History

Great Britain
- Name: Greyhound
- Namesake: Greyhound
- Owner: Mrs. Alley
- Builder: Whitby
- Launched: 1747
- Fate: Wrecked 12 December 1770

= Greyhound (1747 ship) =

Ship from 1714

Greyhound was a coastal trading vessel launched in Whitby in 1747 or possibly before that was wrecked in a storm off the coast of County Sligo on 12 December 1770. Lloyd's List reported on 1 January 1771 that Greyhound, Douthard, master, had been lost at Sligo while on the way from Galway to Whitby.

The wreck has been known locally as The butter boat.

==Vessel==
Greyhound was owned by a Mrs Alley in 1747 and was a transport in 1748.

==Wreck==
Greyhound had been caught in a storm off the coast of County Mayo. The crew could not get shelter in Broadhaven Bay and were forced to anchor near Erris Head. The crew abandoned ship, then realised they had forgotten the cabin boy. Some of the crew, along with volunteers and crew of a passing ship Mary, from Galway, returned to rescue him and managed to get aboard Greyhound. The storm was so bad that the vessel was driven ashore at Streedagh Ppoint, where 20 of the 21 on board drowned. The sole survivor had stayed on board and when the vessel settled on the beach he alerted people, but the others had already been lost.

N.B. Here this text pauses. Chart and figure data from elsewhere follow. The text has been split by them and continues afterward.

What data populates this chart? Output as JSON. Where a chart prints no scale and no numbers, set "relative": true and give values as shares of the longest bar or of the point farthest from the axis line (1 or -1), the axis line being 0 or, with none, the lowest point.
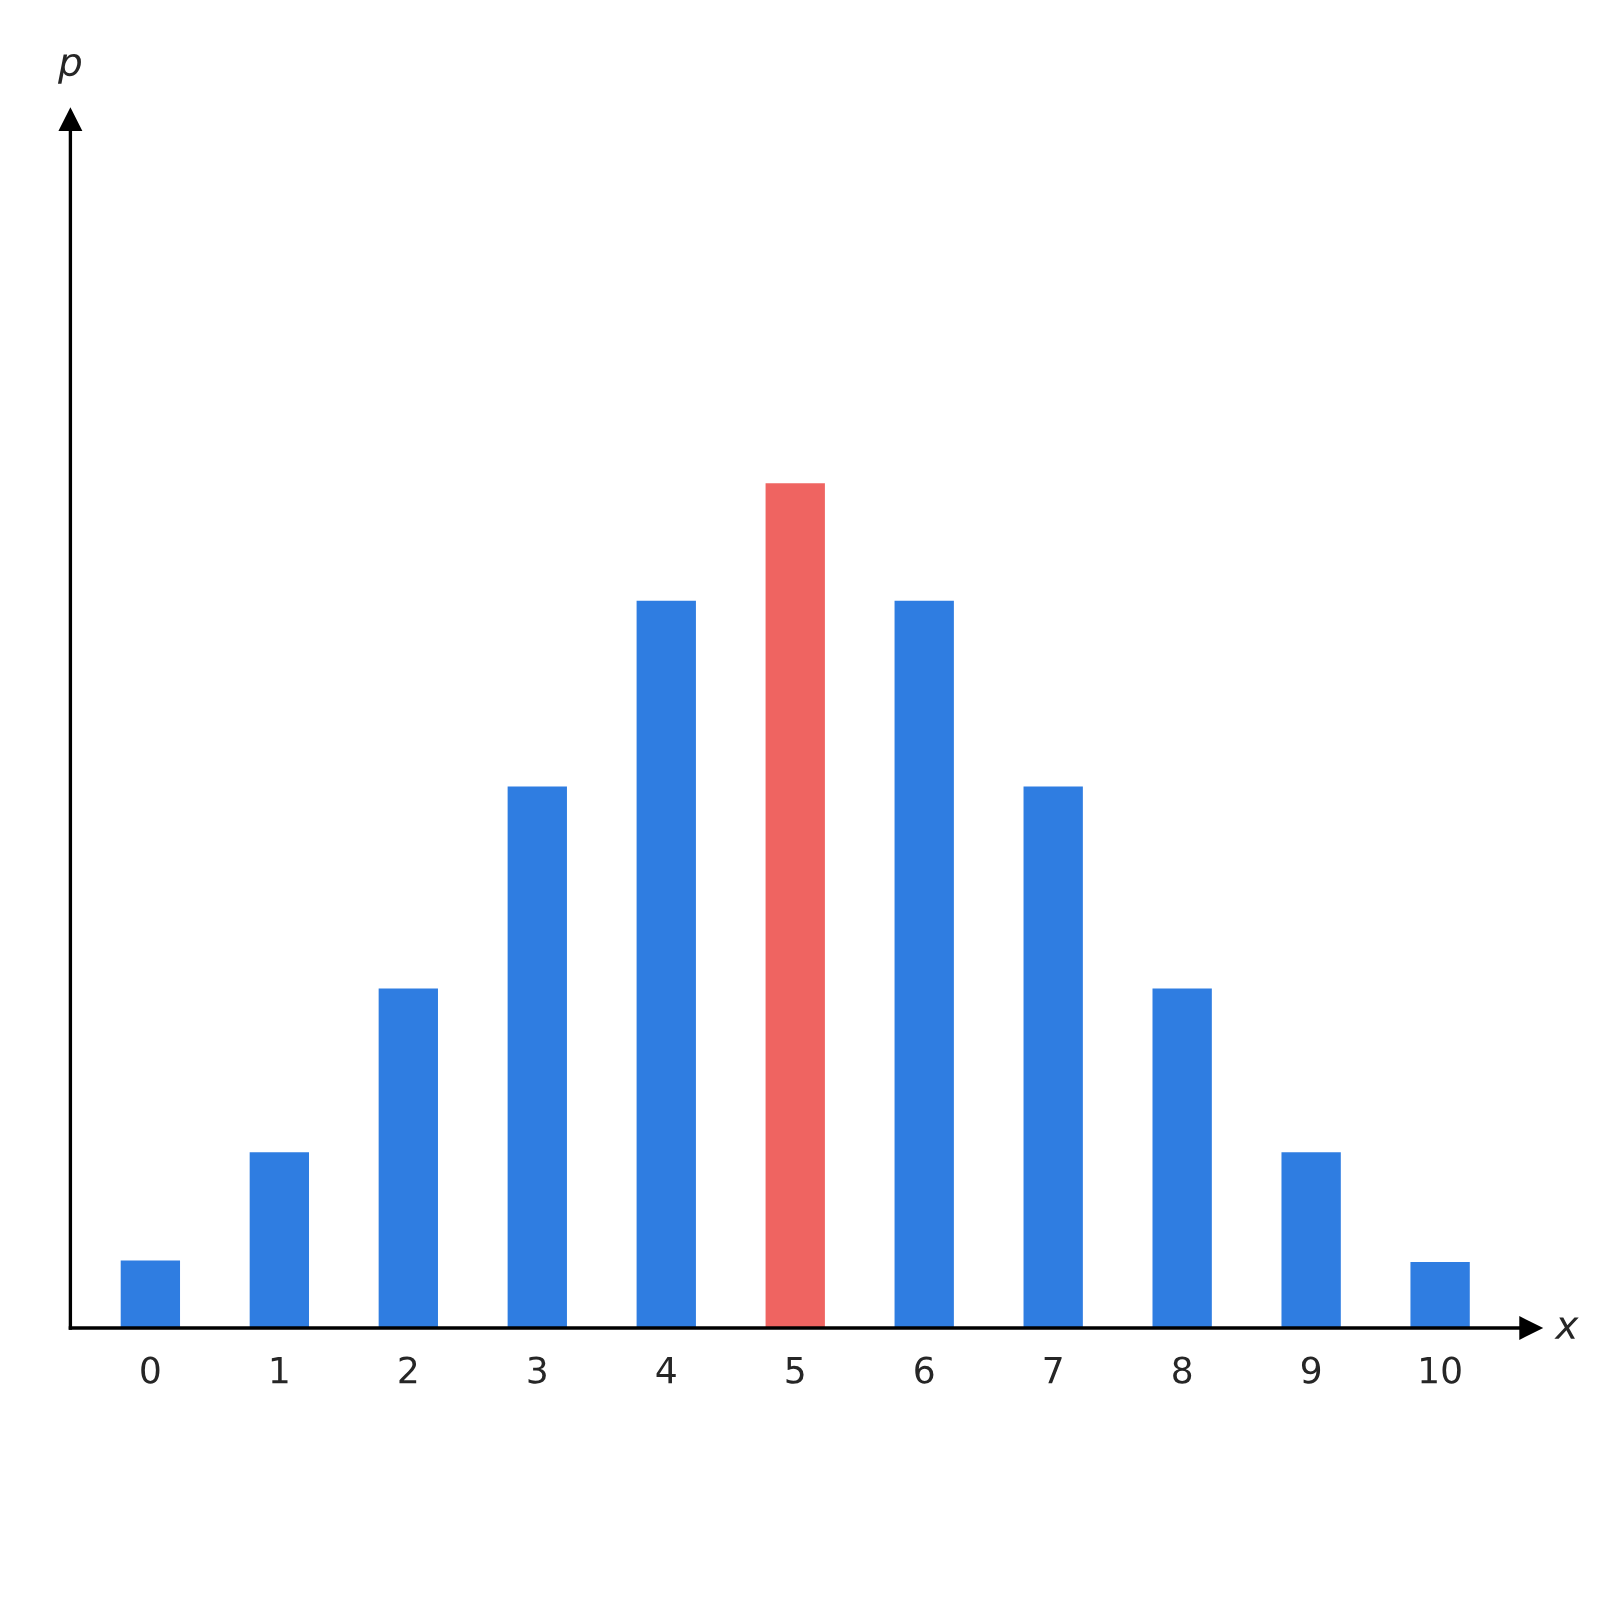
{
  "chart_data": {
    "type": "bar",
    "relative": true,
    "xlabel": "x",
    "annotations": [
      "p"
    ],
    "categories": [
      "0",
      "1",
      "2",
      "3",
      "4",
      "5",
      "6",
      "7",
      "8",
      "9",
      "10"
    ],
    "values": [
      0.08,
      0.208,
      0.402,
      0.641,
      0.861,
      1,
      0.861,
      0.641,
      0.402,
      0.208,
      0.078
    ],
    "colors": [
      "#2f7de1",
      "#2f7de1",
      "#2f7de1",
      "#2f7de1",
      "#2f7de1",
      "#ef6461",
      "#2f7de1",
      "#2f7de1",
      "#2f7de1",
      "#2f7de1",
      "#2f7de1"
    ],
    "grid": false
  }
}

==Speculation on identity==
Over time, the identity of the wreck had been lost, leading to speculation that it might have been part of The Spanish Armada, or a tourist boat.

==Identification==
Oak timbers from the wreck were dated to some time after 1712 in the first half of the 18th century by dendrochronologist Dr. Aoife Daly. The National Monuments Service said that the timber was probably sourced from the English midlands or Yorkshire. This was cross-referenced to a database of over a hundred shipwrecks off the Sligo coast in the 18th and 19th centuries, the Irish Folklore Commission, and newspaper accounts, leading to the vessel being identified.